By Samantha Iniguez
With COVID-19 cases rising, the government urges residents to stay home and social distance, but is selfishly putting lives at risk to continue detaining immigrants. The leaders of the U.S. Imigration and Customs Enforcement might think they are doing something essential, but they are in fact risking worsening the spread of the virus.
The Guardian wrote, “On the first day of California’s ‘shelter-in-place’ lockdown, Immigration and Customs Enforcement (ICE) agents raided immigrant communities in Los Angeles.” During this time, residents are looking for guidance and support from their government. Instead of providing comfort, the government continued detaining immigrants, risking the lives of residents, ICE agents and medical staff.
According to The Guardian’s, Surgeon General, Jerome Adams, issued a statement asking that all N95 masks be reserved for medical staff and anyone else in need of protection use other types of protective gear. Despite the statement on March 20, ICE bid for 45,000 N95 protective medical masks to be delivered to all 26 enforcement and removal operations field offices.

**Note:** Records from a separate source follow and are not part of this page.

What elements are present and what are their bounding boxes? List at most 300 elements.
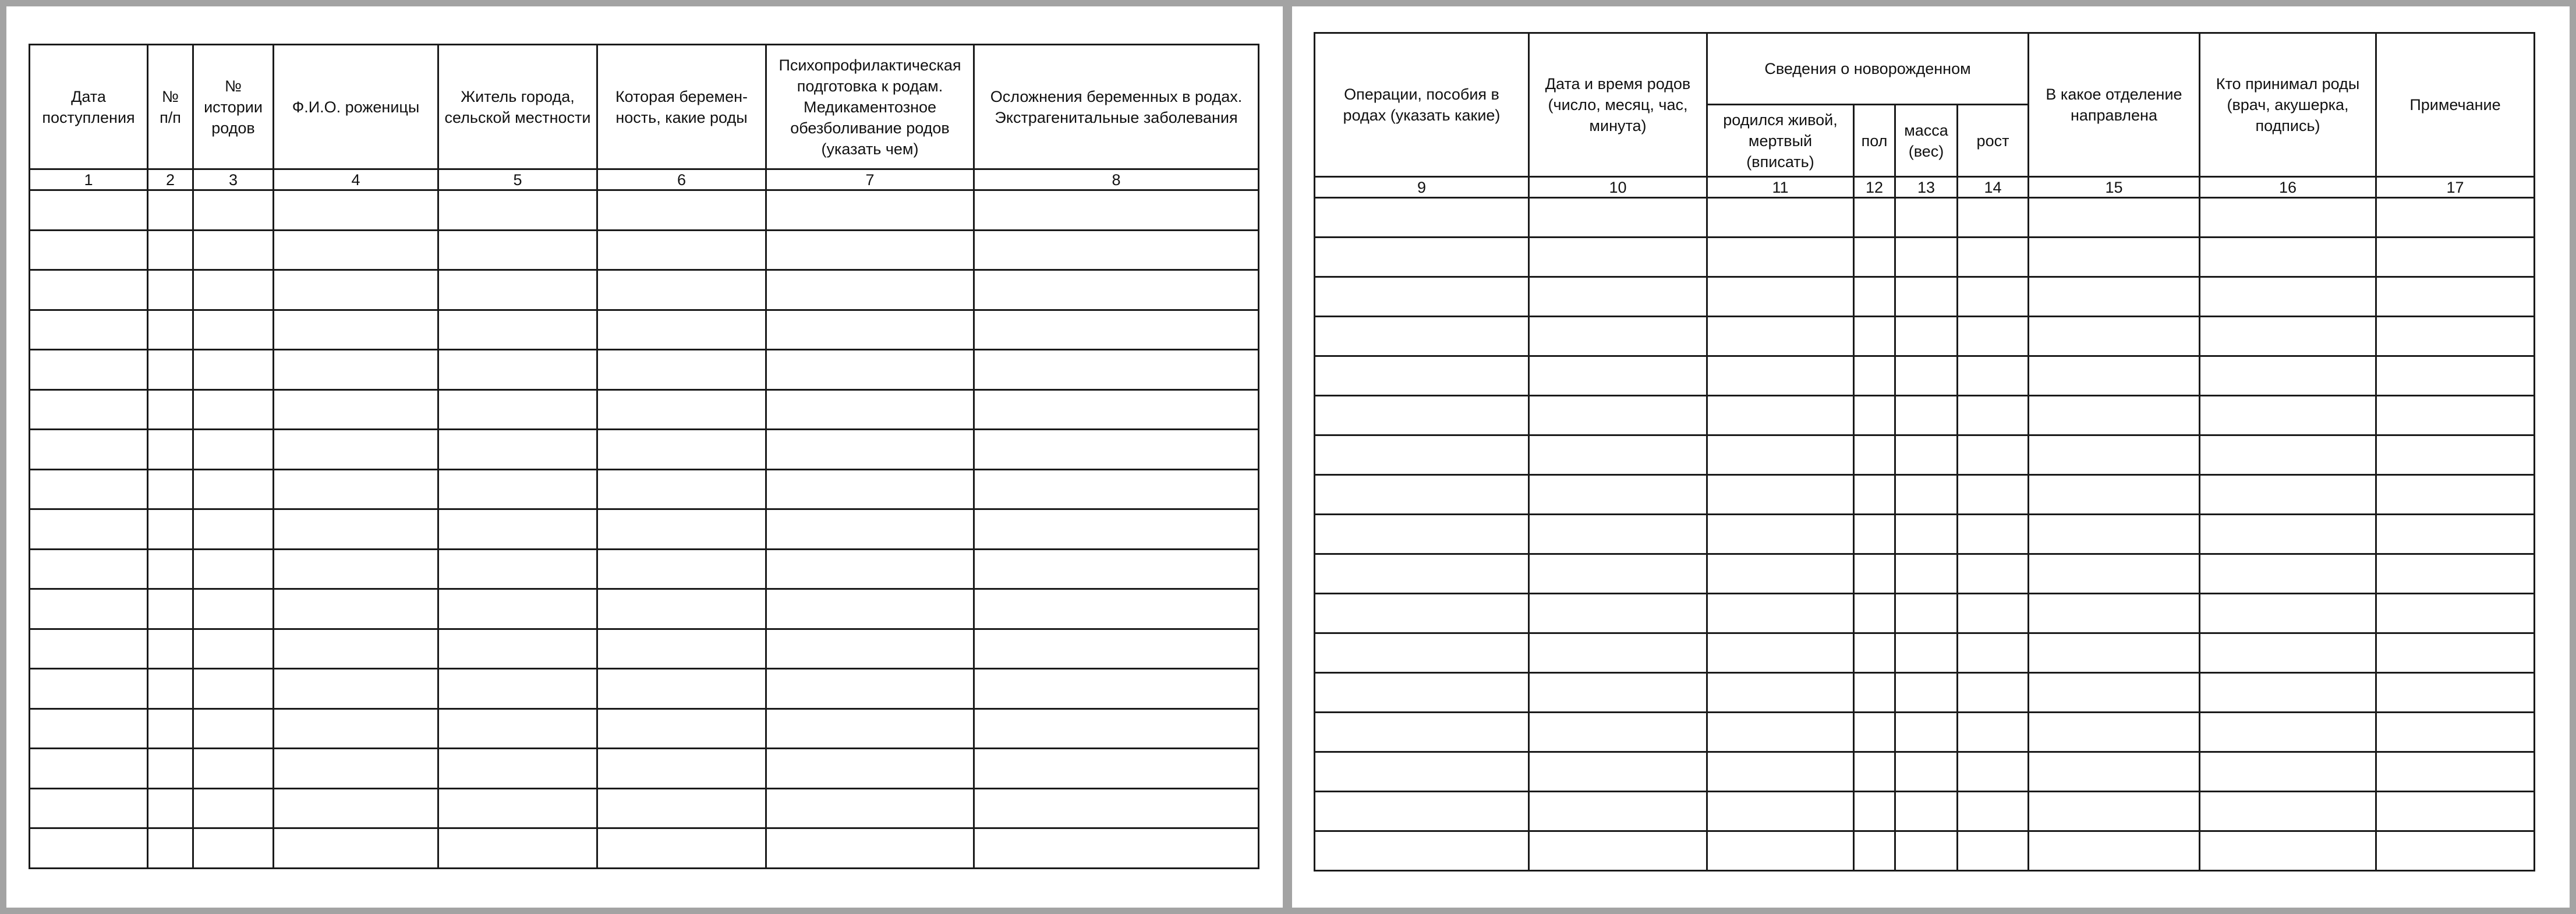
entry-cell[interactable] — [1895, 554, 1958, 594]
entry-cell[interactable] — [30, 389, 148, 430]
entry-cell[interactable] — [766, 708, 974, 749]
entry-cell[interactable] — [1895, 633, 1958, 673]
column-number-row — [1315, 177, 2535, 198]
entry-cell[interactable] — [2200, 435, 2376, 475]
entry-cell[interactable] — [974, 509, 1259, 550]
entry-cell[interactable] — [766, 270, 974, 310]
entry-cell[interactable] — [274, 788, 438, 828]
entry-cell[interactable] — [1854, 435, 1895, 475]
entry-cell[interactable] — [1315, 594, 1529, 633]
entry-cell[interactable] — [30, 629, 148, 669]
entry-cell[interactable] — [438, 430, 597, 470]
header-operations: Операции, пособия в родах (указать какие) — [1315, 33, 1529, 177]
entry-cell[interactable] — [1854, 713, 1895, 752]
entry-cell[interactable] — [1707, 198, 1854, 238]
entry-cell[interactable] — [1529, 792, 1707, 831]
entry-cell[interactable] — [148, 430, 193, 470]
entry-cell[interactable] — [148, 389, 193, 430]
entry-cell[interactable] — [2376, 831, 2535, 871]
entry-cell[interactable] — [30, 469, 148, 509]
entry-cell[interactable] — [1895, 792, 1958, 831]
entry-cell[interactable] — [766, 549, 974, 589]
entry-cell[interactable] — [1529, 673, 1707, 713]
entry-cell[interactable] — [1958, 633, 2029, 673]
entry-cell[interactable] — [274, 549, 438, 589]
entry-cell[interactable] — [2029, 633, 2200, 673]
entry-cell[interactable] — [2376, 752, 2535, 792]
entry-cell[interactable] — [2029, 238, 2200, 277]
entry-cell[interactable] — [30, 350, 148, 390]
entry-cell[interactable] — [1707, 792, 1854, 831]
entry-cell[interactable] — [1707, 594, 1854, 633]
entry-cell[interactable] — [274, 389, 438, 430]
entry-cell[interactable] — [2376, 277, 2535, 317]
entry-cell[interactable] — [1958, 515, 2029, 554]
entry-cell[interactable] — [2376, 713, 2535, 752]
entry-cell[interactable] — [974, 788, 1259, 828]
entry-cell[interactable] — [1707, 356, 1854, 396]
entry-cell[interactable] — [438, 669, 597, 709]
entry-cell[interactable] — [1707, 673, 1854, 713]
entry-cell[interactable] — [2376, 475, 2535, 515]
entry-cell[interactable] — [1854, 198, 1895, 238]
entry-cell[interactable] — [1315, 277, 1529, 317]
entry-cell[interactable] — [1315, 673, 1529, 713]
entry-cell[interactable] — [1315, 396, 1529, 435]
entry-cell[interactable] — [597, 549, 766, 589]
entry-cell[interactable] — [438, 788, 597, 828]
entry-cell[interactable] — [1958, 594, 2029, 633]
entry-cell[interactable] — [2376, 198, 2535, 238]
entry-cell[interactable] — [1958, 792, 2029, 831]
entry-cell[interactable] — [2200, 554, 2376, 594]
entry-cell[interactable] — [597, 310, 766, 350]
entry-cell[interactable] — [438, 190, 597, 231]
entry-cell[interactable] — [193, 469, 274, 509]
entry-cell[interactable] — [1529, 198, 1707, 238]
entry-cell[interactable] — [2029, 713, 2200, 752]
entry-cell[interactable] — [1958, 554, 2029, 594]
entry-cell[interactable] — [2029, 792, 2200, 831]
entry-cell[interactable] — [1958, 277, 2029, 317]
entry-cell[interactable] — [2200, 633, 2376, 673]
entry-cell[interactable] — [974, 549, 1259, 589]
entry-cell[interactable] — [1854, 238, 1895, 277]
entry-cell[interactable] — [1895, 198, 1958, 238]
entry-cell[interactable] — [30, 828, 148, 869]
entry-cell[interactable] — [274, 749, 438, 789]
entry-cell[interactable] — [2376, 554, 2535, 594]
entry-cell[interactable] — [1854, 792, 1895, 831]
entry-cell[interactable] — [1707, 475, 1854, 515]
entry-cell[interactable] — [2200, 475, 2376, 515]
entry-cell[interactable] — [193, 230, 274, 270]
entry-cell[interactable] — [148, 629, 193, 669]
entry-cell[interactable] — [597, 749, 766, 789]
entry-cell[interactable] — [148, 549, 193, 589]
entry-cell[interactable] — [1854, 475, 1895, 515]
entry-cell[interactable] — [438, 310, 597, 350]
entry-cell[interactable] — [1315, 792, 1529, 831]
entry-cell[interactable] — [2376, 633, 2535, 673]
entry-cell[interactable] — [766, 629, 974, 669]
entry-cell[interactable] — [438, 629, 597, 669]
entry-cell[interactable] — [30, 509, 148, 550]
entry-cell[interactable] — [597, 788, 766, 828]
entry-cell[interactable] — [1707, 515, 1854, 554]
column-number: 15 — [2029, 177, 2200, 198]
entry-cell[interactable] — [148, 310, 193, 350]
entry-cell[interactable] — [1315, 554, 1529, 594]
column-number: 1 — [30, 169, 148, 190]
entry-cell[interactable] — [274, 828, 438, 869]
entry-cell[interactable] — [1529, 633, 1707, 673]
entry-cell[interactable] — [1958, 396, 2029, 435]
entry-cell[interactable] — [438, 749, 597, 789]
entry-cell[interactable] — [974, 350, 1259, 390]
entry-cell[interactable] — [1315, 713, 1529, 752]
entry-cell[interactable] — [30, 669, 148, 709]
entry-cell[interactable] — [438, 708, 597, 749]
entry-cell[interactable] — [1895, 277, 1958, 317]
entry-cell[interactable] — [974, 310, 1259, 350]
entry-cell[interactable] — [274, 589, 438, 629]
entry-cell[interactable] — [1958, 673, 2029, 713]
entry-cell[interactable] — [766, 310, 974, 350]
entry-cell[interactable] — [2200, 396, 2376, 435]
entry-cell[interactable] — [274, 350, 438, 390]
entry-cell[interactable] — [974, 828, 1259, 869]
entry-cell[interactable] — [1958, 435, 2029, 475]
entry-cell[interactable] — [1707, 396, 1854, 435]
entry-cell[interactable] — [2029, 475, 2200, 515]
entry-cell[interactable] — [1958, 317, 2029, 356]
entry-cell[interactable] — [1895, 673, 1958, 713]
entry-cell[interactable] — [274, 469, 438, 509]
table-row — [30, 190, 1259, 231]
entry-cell[interactable] — [1315, 752, 1529, 792]
entry-cell[interactable] — [1529, 396, 1707, 435]
entry-cell[interactable] — [1707, 317, 1854, 356]
entry-cell[interactable] — [1958, 752, 2029, 792]
entry-cell[interactable] — [1958, 831, 2029, 871]
entry-cell[interactable] — [1854, 277, 1895, 317]
entry-cell[interactable] — [1315, 435, 1529, 475]
entry-cell[interactable] — [274, 190, 438, 231]
entry-cell[interactable] — [2200, 317, 2376, 356]
entry-cell[interactable] — [974, 270, 1259, 310]
entry-cell[interactable] — [30, 589, 148, 629]
entry-cell[interactable] — [1707, 713, 1854, 752]
entry-cell[interactable] — [1854, 554, 1895, 594]
entry-cell[interactable] — [1895, 238, 1958, 277]
entry-cell[interactable] — [438, 270, 597, 310]
entry-cell[interactable] — [1529, 317, 1707, 356]
entry-cell[interactable] — [1529, 515, 1707, 554]
entry-cell[interactable] — [2200, 673, 2376, 713]
entry-cell[interactable] — [1895, 831, 1958, 871]
entry-cell[interactable] — [1895, 317, 1958, 356]
entry-cell[interactable] — [597, 430, 766, 470]
entry-cell[interactable] — [766, 589, 974, 629]
entry-cell[interactable] — [193, 430, 274, 470]
entry-cell[interactable] — [597, 230, 766, 270]
entry-cell[interactable] — [597, 509, 766, 550]
entry-cell[interactable] — [766, 749, 974, 789]
entry-cell[interactable] — [1529, 752, 1707, 792]
entry-cell[interactable] — [2029, 752, 2200, 792]
entry-cell[interactable] — [193, 669, 274, 709]
entry-cell[interactable] — [148, 509, 193, 550]
entry-cell[interactable] — [2200, 277, 2376, 317]
entry-cell[interactable] — [1315, 356, 1529, 396]
entry-cell[interactable] — [193, 589, 274, 629]
entry-cell[interactable] — [148, 669, 193, 709]
entry-cell[interactable] — [1529, 238, 1707, 277]
entry-cell[interactable] — [2200, 515, 2376, 554]
entry-cell[interactable] — [438, 469, 597, 509]
entry-cell[interactable] — [974, 669, 1259, 709]
entry-cell[interactable] — [30, 230, 148, 270]
entry-cell[interactable] — [1707, 752, 1854, 792]
entry-cell[interactable] — [597, 708, 766, 749]
entry-cell[interactable] — [597, 389, 766, 430]
entry-cell[interactable] — [1854, 515, 1895, 554]
entry-cell[interactable] — [2376, 396, 2535, 435]
entry-cell[interactable] — [148, 469, 193, 509]
entry-cell[interactable] — [2029, 356, 2200, 396]
entry-cell[interactable] — [1315, 238, 1529, 277]
entry-cell[interactable] — [766, 788, 974, 828]
entry-cell[interactable] — [597, 828, 766, 869]
entry-cell[interactable] — [30, 430, 148, 470]
entry-cell[interactable] — [1529, 554, 1707, 594]
entry-cell[interactable] — [597, 190, 766, 231]
entry-cell[interactable] — [1315, 475, 1529, 515]
entry-cell[interactable] — [274, 310, 438, 350]
entry-cell[interactable] — [2029, 554, 2200, 594]
entry-cell[interactable] — [597, 270, 766, 310]
entry-cell[interactable] — [2200, 831, 2376, 871]
entry-cell[interactable] — [1895, 713, 1958, 752]
entry-cell[interactable] — [974, 629, 1259, 669]
entry-cell[interactable] — [274, 708, 438, 749]
entry-cell[interactable] — [1854, 317, 1895, 356]
header-newborn-mass: масса (вес) — [1895, 105, 1958, 177]
entry-cell[interactable] — [766, 669, 974, 709]
entry-cell[interactable] — [766, 469, 974, 509]
entry-cell[interactable] — [1854, 673, 1895, 713]
entry-cell[interactable] — [1315, 633, 1529, 673]
entry-cell[interactable] — [148, 230, 193, 270]
entry-cell[interactable] — [1854, 594, 1895, 633]
entry-cell[interactable] — [2200, 198, 2376, 238]
entry-cell[interactable] — [193, 509, 274, 550]
entry-cell[interactable] — [1895, 752, 1958, 792]
entry-cell[interactable] — [974, 230, 1259, 270]
entry-cell[interactable] — [438, 350, 597, 390]
entry-cell[interactable] — [766, 828, 974, 869]
entry-cell[interactable] — [2376, 792, 2535, 831]
entry-cell[interactable] — [766, 509, 974, 550]
entry-cell[interactable] — [974, 389, 1259, 430]
entry-cell[interactable] — [193, 190, 274, 231]
entry-cell[interactable] — [274, 509, 438, 550]
entry-cell[interactable] — [438, 549, 597, 589]
entry-cell[interactable] — [1529, 713, 1707, 752]
entry-cell[interactable] — [1315, 317, 1529, 356]
entry-cell[interactable] — [1895, 594, 1958, 633]
entry-cell[interactable] — [148, 270, 193, 310]
entry-cell[interactable] — [2200, 792, 2376, 831]
entry-cell[interactable] — [2200, 238, 2376, 277]
entry-cell[interactable] — [274, 230, 438, 270]
entry-cell[interactable] — [193, 629, 274, 669]
entry-cell[interactable] — [1958, 713, 2029, 752]
entry-cell[interactable] — [2029, 831, 2200, 871]
entry-cell[interactable] — [193, 310, 274, 350]
entry-cell[interactable] — [1529, 356, 1707, 396]
entry-cell[interactable] — [1529, 277, 1707, 317]
entry-cell[interactable] — [2376, 238, 2535, 277]
table-row — [1315, 317, 2535, 356]
entry-cell[interactable] — [974, 190, 1259, 231]
entry-cell[interactable] — [597, 469, 766, 509]
entry-cell[interactable] — [2376, 435, 2535, 475]
entry-cell[interactable] — [2200, 752, 2376, 792]
entry-cell[interactable] — [1895, 435, 1958, 475]
entry-cell[interactable] — [148, 708, 193, 749]
entry-cell[interactable] — [148, 589, 193, 629]
entry-cell[interactable] — [193, 828, 274, 869]
entry-cell[interactable] — [1854, 831, 1895, 871]
entry-cell[interactable] — [766, 230, 974, 270]
entry-cell[interactable] — [2376, 673, 2535, 713]
entry-cell[interactable] — [30, 190, 148, 231]
entry-cell[interactable] — [148, 190, 193, 231]
entry-cell[interactable] — [1895, 515, 1958, 554]
entry-cell[interactable] — [30, 270, 148, 310]
entry-cell[interactable] — [597, 350, 766, 390]
entry-cell[interactable] — [30, 749, 148, 789]
entry-cell[interactable] — [1854, 752, 1895, 792]
entry-cell[interactable] — [1958, 356, 2029, 396]
entry-cell[interactable] — [974, 589, 1259, 629]
entry-cell[interactable] — [1958, 238, 2029, 277]
entry-cell[interactable] — [1529, 594, 1707, 633]
entry-cell[interactable] — [30, 708, 148, 749]
entry-cell[interactable] — [1315, 831, 1529, 871]
entry-cell[interactable] — [1854, 356, 1895, 396]
entry-cell[interactable] — [2200, 713, 2376, 752]
entry-cell[interactable] — [1707, 554, 1854, 594]
entry-cell[interactable] — [766, 350, 974, 390]
entry-cell[interactable] — [193, 389, 274, 430]
entry-cell[interactable] — [974, 749, 1259, 789]
entry-cell[interactable] — [2200, 356, 2376, 396]
entry-cell[interactable] — [193, 549, 274, 589]
entry-cell[interactable] — [1895, 396, 1958, 435]
entry-cell[interactable] — [766, 430, 974, 470]
entry-cell[interactable] — [1707, 633, 1854, 673]
entry-cell[interactable] — [1707, 238, 1854, 277]
entry-cell[interactable] — [30, 310, 148, 350]
entry-cell[interactable] — [1895, 356, 1958, 396]
entry-cell[interactable] — [30, 788, 148, 828]
entry-cell[interactable] — [1895, 475, 1958, 515]
entry-cell[interactable] — [1529, 435, 1707, 475]
entry-cell[interactable] — [438, 389, 597, 430]
entry-cell[interactable] — [2376, 515, 2535, 554]
entry-cell[interactable] — [1958, 198, 2029, 238]
entry-cell[interactable] — [193, 350, 274, 390]
entry-cell[interactable] — [2200, 594, 2376, 633]
entry-cell[interactable] — [193, 749, 274, 789]
entry-cell[interactable] — [193, 270, 274, 310]
entry-cell[interactable] — [1707, 831, 1854, 871]
entry-cell[interactable] — [1315, 198, 1529, 238]
table-row — [1315, 554, 2535, 594]
entry-cell[interactable] — [438, 230, 597, 270]
entry-cell[interactable] — [974, 469, 1259, 509]
entry-cell[interactable] — [2029, 317, 2200, 356]
entry-cell[interactable] — [1529, 475, 1707, 515]
entry-cell[interactable] — [1958, 475, 2029, 515]
entry-cell[interactable] — [2029, 396, 2200, 435]
entry-cell[interactable] — [193, 788, 274, 828]
entry-cell[interactable] — [1854, 633, 1895, 673]
entry-cell[interactable] — [2376, 356, 2535, 396]
births-table — [1314, 32, 2535, 872]
entry-cell[interactable] — [2029, 435, 2200, 475]
entry-cell[interactable] — [597, 629, 766, 669]
entry-cell[interactable] — [438, 509, 597, 550]
entry-cell[interactable] — [274, 430, 438, 470]
entry-cell[interactable] — [2376, 317, 2535, 356]
entry-cell[interactable] — [148, 749, 193, 789]
entry-cell[interactable] — [766, 190, 974, 231]
entry-cell[interactable] — [438, 828, 597, 869]
entry-cell[interactable] — [597, 589, 766, 629]
entry-cell[interactable] — [2029, 277, 2200, 317]
entry-cell[interactable] — [2029, 673, 2200, 713]
entry-cell[interactable] — [193, 708, 274, 749]
entry-cell[interactable] — [974, 708, 1259, 749]
entry-cell[interactable] — [1854, 396, 1895, 435]
table-row — [30, 469, 1259, 509]
header-department: В какое отделение направлена — [2029, 33, 2200, 177]
entry-cell[interactable] — [2376, 594, 2535, 633]
entry-cell[interactable] — [148, 788, 193, 828]
entry-cell[interactable] — [2029, 515, 2200, 554]
entry-cell[interactable] — [438, 589, 597, 629]
entry-cell[interactable] — [1707, 277, 1854, 317]
entry-cell[interactable] — [274, 270, 438, 310]
entry-cell[interactable] — [274, 629, 438, 669]
entry-cell[interactable] — [1315, 515, 1529, 554]
entry-cell[interactable] — [2029, 198, 2200, 238]
entry-cell[interactable] — [1529, 831, 1707, 871]
entry-cell[interactable] — [274, 669, 438, 709]
entry-cell[interactable] — [766, 389, 974, 430]
entry-cell[interactable] — [597, 669, 766, 709]
entry-cell[interactable] — [30, 549, 148, 589]
entry-cell[interactable] — [148, 828, 193, 869]
entry-cell[interactable] — [148, 350, 193, 390]
entry-cell[interactable] — [2029, 594, 2200, 633]
entry-cell[interactable] — [1707, 435, 1854, 475]
entry-cell[interactable] — [974, 430, 1259, 470]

The government needs to realize that preserving protective gear for medical staff is a higher priority than tearing apart families. Medical staff are working long hours with COVID-19 positive patients without the proper protection needed and then having to go home risking their families lives, or isolating themselves for their families well-being. A lot of unprotected medical staff have tested positive for COVID-19 and ICE continues to risk more medical staff lives by using the protective gear required only to potentially spread the disease in centers.
Continuing raids keeps unsanitary detention centers filled completely going against the measures being taken to stop the virus. Detention centers in New York and Texas already have multiple confirmed cases.

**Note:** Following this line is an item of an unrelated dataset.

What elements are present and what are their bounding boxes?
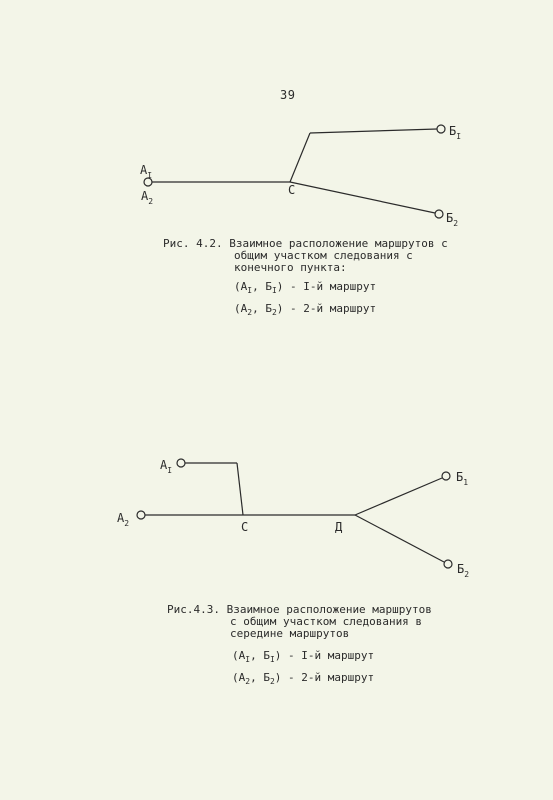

Andrea Sáenz, attorney-in-charge at the New York Immigrant Family Unity Project, told The Intercept, “There are thousands of people in ICE detention who could be released right now and aren’t, and they include a lot of high-risk people who are going to get coronavirus because they’re there and are going to get really sick and die.”
Detainees who tested positive for COVID-19 are placed in solitary confinement and treated, according to an ICE press release, but by the time they are tested multiple people could be infected as well. Unfortunately, kids are also held in detention centers and have a couple confirmed cases. According to tThe New York Ttimes said there are four children who have tested positive for COVID-19 and at least one other child who is in confinement awaiting results.
Health experts have warned ICE and the government since the pandemic began that detention centers were not prepared for an outbreak. Centers lack supplies including soap, running water, hand sanitizer and other sanitary products needed to fight the spread of the virus.
Detention camps have had similar outbreaks in the past. The Guardian wrote, “Five cases of mumps in immigration detention centers in September 2018 ballooned to nearly 900 cases among staff and detainees by August 2019.” Having one confirmed COVID-19 case at a center would spread like wildfire. With multiple confirmed cases already confirmed, it is obvious that detainees should be released to prevent further spreading of the virus.
Dr Josiah Rich, an epidemiologist at Brown University, told the guardian, “People are held in these detention centers for civil immigration violations, not criminal charges, and the government can release them unless they are considered a danger to the community.” Although the government does not have much control over how strictly the public follows the stay- at- home initiative, they do have the power to release detainees that don’t pose a threat and cut the risk that detention centers pose.
The government needs to do its part in slowing down the spread of the virus by at least temporarily ceasing raids and releasing detainees who don’t pose a threat to society in order to help avoid the health system collapse.